Gedenkreden in der Weimarer Republik (1919-1933)

Astrida Wallat

Sein 100. Todestag am 22. März 1932 machte den Dichter Johann Wolfgang von Goethe vollends unsterblich. Eine breite Welle des Eingedenkens durchrollte die erste deutsche Republik, die nur wenig später dem Untergang geweiht sein sollte. Dieses Buch greift weiter aus und untersucht anhand eines umfangreichen Korpus von über 80 zwischen 1919 und 1932 gehaltenen Reden die Bedeutung Goethes für das kulturelle Gedächtnis der Deutschen. Was für ein «Goethe» ist es, den diese Texte präsentieren und was sagen sie aus über das politische, soziale und kulturelle Panorama, vor dessen Hintergrund sie entstanden? Goethe als Leit- oder als Museumsfigur, als ferner Olympier oder als Vorbild für kommende Generationen?
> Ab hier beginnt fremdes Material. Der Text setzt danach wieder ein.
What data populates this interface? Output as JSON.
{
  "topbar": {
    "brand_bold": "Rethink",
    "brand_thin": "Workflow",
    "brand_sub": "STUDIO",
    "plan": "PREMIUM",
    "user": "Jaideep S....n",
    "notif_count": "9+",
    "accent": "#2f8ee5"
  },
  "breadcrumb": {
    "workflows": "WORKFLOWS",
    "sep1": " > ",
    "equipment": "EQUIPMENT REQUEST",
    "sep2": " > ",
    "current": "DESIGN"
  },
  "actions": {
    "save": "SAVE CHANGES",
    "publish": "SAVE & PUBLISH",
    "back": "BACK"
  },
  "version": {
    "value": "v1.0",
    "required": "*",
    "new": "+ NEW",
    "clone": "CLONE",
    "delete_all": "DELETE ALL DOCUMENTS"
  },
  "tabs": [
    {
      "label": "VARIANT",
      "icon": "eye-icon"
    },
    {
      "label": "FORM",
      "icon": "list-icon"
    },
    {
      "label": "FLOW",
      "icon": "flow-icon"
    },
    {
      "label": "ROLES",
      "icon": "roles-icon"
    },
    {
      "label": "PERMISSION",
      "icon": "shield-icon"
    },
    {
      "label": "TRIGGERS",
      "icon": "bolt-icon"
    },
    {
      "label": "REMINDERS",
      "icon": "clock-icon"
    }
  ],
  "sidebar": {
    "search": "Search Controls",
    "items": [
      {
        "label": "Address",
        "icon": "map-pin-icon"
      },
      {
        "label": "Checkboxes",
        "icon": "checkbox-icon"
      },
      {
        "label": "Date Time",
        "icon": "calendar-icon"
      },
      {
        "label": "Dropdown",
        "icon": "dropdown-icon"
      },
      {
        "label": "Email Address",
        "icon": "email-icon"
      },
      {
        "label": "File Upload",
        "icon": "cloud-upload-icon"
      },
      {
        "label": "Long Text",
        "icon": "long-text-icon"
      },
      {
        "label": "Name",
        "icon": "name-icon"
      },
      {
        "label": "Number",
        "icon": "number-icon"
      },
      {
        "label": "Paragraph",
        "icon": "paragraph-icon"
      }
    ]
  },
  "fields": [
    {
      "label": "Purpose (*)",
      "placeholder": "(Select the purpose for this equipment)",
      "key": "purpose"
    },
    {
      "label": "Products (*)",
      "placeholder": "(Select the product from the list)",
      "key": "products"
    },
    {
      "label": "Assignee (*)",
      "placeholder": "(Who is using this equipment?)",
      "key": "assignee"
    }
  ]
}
Die Antworten auf diese Fragen sind manchenteils verblüffend, manchenteils ernüchternd und in historischem Sinne immer instruktiv.
Aus dem Inhalt: Goetherezeption in der Weimarer Republik – Forschung über Rezeption – Gedächtnisgeschichte und Erinnerungsorte – Politische Goetherezeption – Auseinandersetzung mit dem kulturellen Gedächtnis der Deutschen – Politische Klassikerrezeption – Kanonisierungsprozesse.